La variante más frecuentada, y no sin razón creo yo, es la del hombre que se mira a sí mismo cuando era niño.
Dolina, por ejemplo, describía en algún lado su mayor sueño imposible: regresar cargado de años a su casa natal; golpear la puerta… y ver que él mismo, niño, abre y contempla, algo huraño, al visitante… poder abrazar a ese niño, oír de nuevo la voz del abuelo en el fondo: («¿Quién es, Negro?«).
«Nunca pude imaginar algo mejor que pudiera sucederme», decía Dolina.
Y supongo que cualquiera puede entenderlo, y, en alguna medida, compartirlo.
No es el lugar de salvedades contra falsas nostalgias, de infancia idealizadas y felicidades pasadas imaginarias.
Podemos sospechar que, historias personales aparte, la infancia es una imagen del paraíso perdido; una especie de recuerdo del Edén que se nos ha dado a los hombres caídos. Y esa melancolía, punzante y dulce, tiene una intensidad especial cuando el niño que contemplamos es el niño que fuimos.
También podemos traer más ejemplos…
Dónde estará mi arrabal,
quién se robó mi niñez.
En qué rincón, luna mía,
volcás, como entonces,
tu clara alegría….
(C. Castillo)
quién se robó mi niñez.
En qué rincón, luna mía,
volcás, como entonces,
tu clara alegría….
(C. Castillo)
Bien. Nada nuevo por acá.
Lo que sí es nuevo, para mí al menos, es imaginar esa misma mirada invirtiendo los términos, o reflejándola: el niño-que-fue, mirando (con parecido interés y mezcla de sentimientos) al adulto-que-es. Y yo nunca habría imaginado que esa mirada pudiera ser un recurso artístico tan fuerte (y acaso algo más) antes de ver esa tremenda escena final de «Omohide Poro Poro» (Only yesterday / Ayer nomás).
Cuento ahora algo del final, sí (y tan del final, que transcurre durante los créditos); pero total…
Durante las casi dos horas de la película, la protagonista (Taeko, una mujer de 27 años que está pasando unas vacaciones en el campo) evoca su época de quinto grado, cuando tenía 10 años.
Las escenas se suceden, saltando del presente al pasado y de vuelta al presente; historias triviales en el pasado, y diálogos algo insustanciales en el presente. «No pasa nada», como dicen. La historia es casi inexistente. No puede decirse que sea el nudo esa escena del final, ni siquiera el desenlace; sucede durante los créditos, ya lo dije; sería más bien un apéndice, o un epílogo.

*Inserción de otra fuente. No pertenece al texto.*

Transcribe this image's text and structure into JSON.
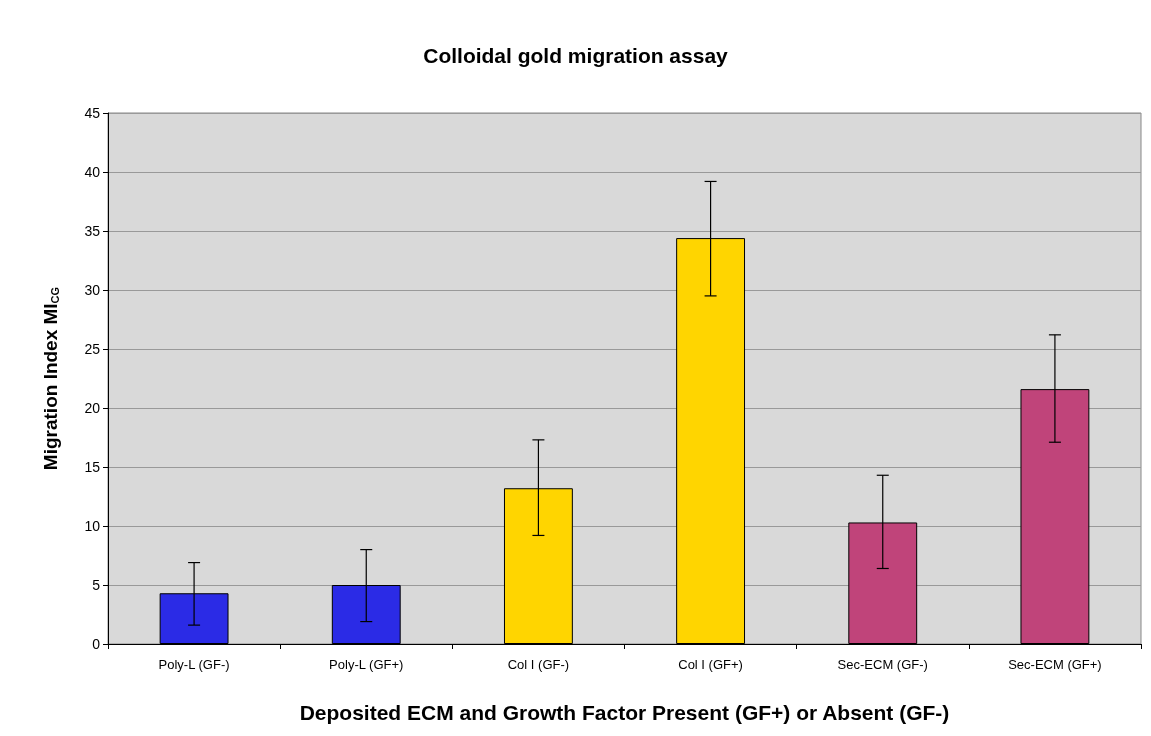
{
  "chart_data": {
    "type": "bar",
    "title": "Colloidal gold migration assay",
    "xlabel": "Deposited ECM and Growth Factor Present (GF+) or Absent (GF-)",
    "ylabel": "Migration Index MI$_{CG}$",
    "categories": [
      "Poly-L (GF-)",
      "Poly-L (GF+)",
      "Col I (GF-)",
      "Col I (GF+)",
      "Sec-ECM (GF-)",
      "Sec-ECM (GF+)"
    ],
    "values": [
      4.3,
      5.0,
      13.2,
      34.4,
      10.3,
      21.6
    ],
    "colors": [
      "#2b2be6",
      "#2b2be6",
      "#ffd500",
      "#ffd500",
      "#c0447a",
      "#c0447a"
    ],
    "errors": [
      [
        1.6,
        6.9
      ],
      [
        1.9,
        8.0
      ],
      [
        9.2,
        17.3
      ],
      [
        29.5,
        39.2
      ],
      [
        6.4,
        14.3
      ],
      [
        17.1,
        26.2
      ]
    ],
    "ylim": [
      0,
      45
    ],
    "yticks": [
      0,
      5,
      10,
      15,
      20,
      25,
      30,
      35,
      40,
      45
    ],
    "grid": "y"
  }
}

Lo que sucede, en un momento de crisis y decisión para Taeko-27, es esto (bueno, no estoy seguro de que sea lo que sucede: digamos mejor que así lo veo yo). Sucede que de pronto es Taeko-10 la que la está mirando a Taeko-27. Y con ella, las otras niñas, sus compañeras del colegio, (que a lo largo de la película hemos llegado a conocer, como personas reales, pedazos de su pasado).
Eso, nomás, es lo que sucede.
Taeko niña mira a Taeko adulta. La mira con un enorme interés, con algo de asombro, preocupación, solicitud, compasión… Usemos la palabra justa: con amor. Y más: con un amor maternal.

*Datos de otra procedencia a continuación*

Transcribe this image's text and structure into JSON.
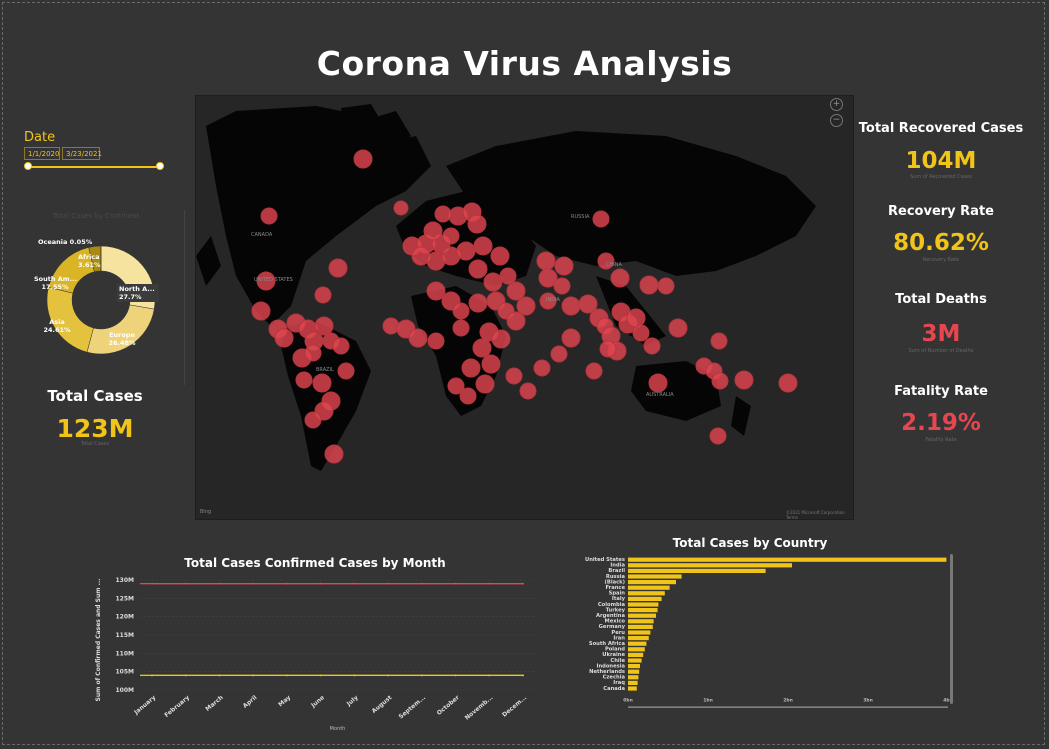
{
  "title": "Corona Virus Analysis",
  "slicer": {
    "label": "Date",
    "start": "1/1/2020",
    "end": "3/23/2021"
  },
  "donut": {
    "title": "Total Cases by Continent",
    "segments": [
      {
        "label": "North A...",
        "pct": "27.7%",
        "value": 27.7,
        "color": "#f6e3a0"
      },
      {
        "label": "Europe",
        "pct": "26.48%",
        "value": 26.48,
        "color": "#efd37a"
      },
      {
        "label": "Asia",
        "pct": "24.61%",
        "value": 24.61,
        "color": "#e5c23e"
      },
      {
        "label": "South Am...",
        "pct": "17.55%",
        "value": 17.55,
        "color": "#d9b526"
      },
      {
        "label": "Africa",
        "pct": "3.61%",
        "value": 3.61,
        "color": "#a98a0e"
      },
      {
        "label": "Oceania",
        "pct": "0.05%",
        "value": 0.05,
        "color": "#7a6508"
      }
    ],
    "label_texts": {
      "north": "North A...\n27.7%",
      "europe": "Europe\n26.48%",
      "asia": "Asia\n24.61%",
      "south": "South Am...\n17.55%",
      "africa": "Africa\n3.61%",
      "oceania": "Oceania 0.05%"
    }
  },
  "kpis": {
    "total_cases": {
      "title": "Total Cases",
      "value": "123M",
      "sub": "Total Cases"
    },
    "recovered": {
      "title": "Total Recovered Cases",
      "value": "104M",
      "sub": "Sum of Recovered Cases"
    },
    "recovery_rate": {
      "title": "Recovery Rate",
      "value": "80.62%",
      "sub": "Recovery Rate"
    },
    "deaths": {
      "title": "Total Deaths",
      "value": "3M",
      "sub": "Sum of Number of Deaths"
    },
    "fatality": {
      "title": "Fatality Rate",
      "value": "2.19%",
      "sub": "Fatality Rate"
    }
  },
  "colors": {
    "accent": "#f0c419",
    "danger": "#e8464f",
    "bubble": "#e0454f"
  },
  "map": {
    "labels": [
      "CANADA",
      "UNITED STATES",
      "RUSSIA",
      "AUSTRALIA",
      "BRAZIL",
      "CHINA",
      "INDIA"
    ],
    "zoom_in": "+",
    "zoom_out": "−",
    "credit_left": "Bing",
    "credit_right": "©2021 Microsoft Corporation Terms"
  },
  "chart_data": [
    {
      "type": "line",
      "title": "Total Cases Confirmed Cases by Month",
      "xlabel": "Month",
      "ylabel": "Sum of Confirmed Cases and Sum ...",
      "categories": [
        "January",
        "February",
        "March",
        "April",
        "May",
        "June",
        "July",
        "August",
        "Septem...",
        "October",
        "Novemb...",
        "Decem..."
      ],
      "y_ticks": [
        "130M",
        "125M",
        "120M",
        "115M",
        "110M",
        "105M",
        "100M"
      ],
      "ylim": [
        100,
        130
      ],
      "series": [
        {
          "values": [
            129,
            129,
            129,
            129,
            129,
            129,
            129,
            129,
            129,
            129,
            129,
            129
          ],
          "color": "#e8464f"
        },
        {
          "values": [
            104,
            104,
            104,
            104,
            104,
            104,
            104,
            104,
            104,
            104,
            104,
            104
          ],
          "color": "#f0c419"
        }
      ]
    },
    {
      "type": "bar",
      "orientation": "horizontal",
      "title": "Total Cases by Country",
      "categories": [
        "United States",
        "India",
        "Brazil",
        "Russia",
        "(Black)",
        "France",
        "Spain",
        "Italy",
        "Colombia",
        "Turkey",
        "Argentina",
        "Mexico",
        "Germany",
        "Peru",
        "Iran",
        "South Africa",
        "Poland",
        "Ukraine",
        "Chile",
        "Indonesia",
        "Netherlands",
        "Czechia",
        "Iraq",
        "Canada"
      ],
      "values": [
        3.98,
        2.05,
        1.72,
        0.67,
        0.6,
        0.52,
        0.46,
        0.42,
        0.38,
        0.37,
        0.35,
        0.32,
        0.31,
        0.28,
        0.26,
        0.23,
        0.21,
        0.19,
        0.17,
        0.15,
        0.14,
        0.13,
        0.12,
        0.11
      ],
      "x_ticks": [
        "0bn",
        "1bn",
        "2bn",
        "3bn",
        "4bn"
      ],
      "xlim": [
        0,
        4
      ],
      "color": "#f0c419"
    }
  ]
}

(Un par de puntos a notar: Durante toda la secuencia -más de tres minutos, con una hermosa versión japonesa de «The Rose» de fondo- Taeko-27 jamás mira a Taeko-10. Un rasgo de genio. Acaso otro director habría caído en la trampa de hacer que las dos Taeko terminen mirándose a los ojos, sonriéndose… y todo se habría ido al diablo. Taeko-27 sólo mira hacia adelante, sólo se sabe mirada.
Otro punto: los compañeros del colegio acompañan la mirada amorosa de Taeko niña; pero el matiz es diferente, menos ansiedad, más despreocupación, una simpatía más risueña y hasta algo burlona).

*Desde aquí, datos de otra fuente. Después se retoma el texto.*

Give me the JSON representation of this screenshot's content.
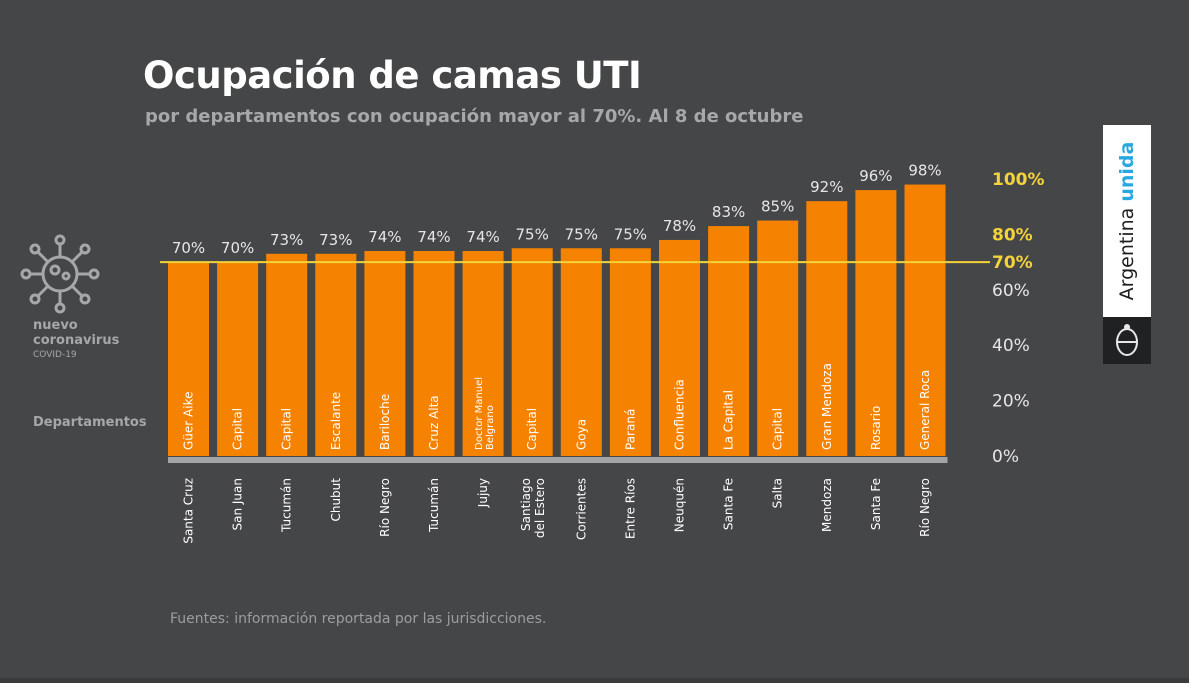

No sé si podré con esto dar una oscura idea de por qué encuentro tan grande y tan conmovedora esta concepción. Alguna relación tendrá, digo yo, con la otra mirada (esta puede pensarse como una mirada refleja)… y también con esa condición inmutable que tiene el pasado, y que -como decía Simone Weil– le da una especie de carácter sagrado, infinitamente adorable. Esto no bastará, seguramente, para aclarar por qué puedo imaginarme a mi yo niño mirándome con esa mirada amorosa …y maternal; y por qué esto puede emocionarme, y -sobre todo- por qué puedo creer que esta imaginación y esta emoción no son ilusiones vanas, sino que tienen un sentido real y profundo.
Pero, es claro que si estas cosas pudieran explicarse, el arte sería algo superfluo. Entre otras cosas.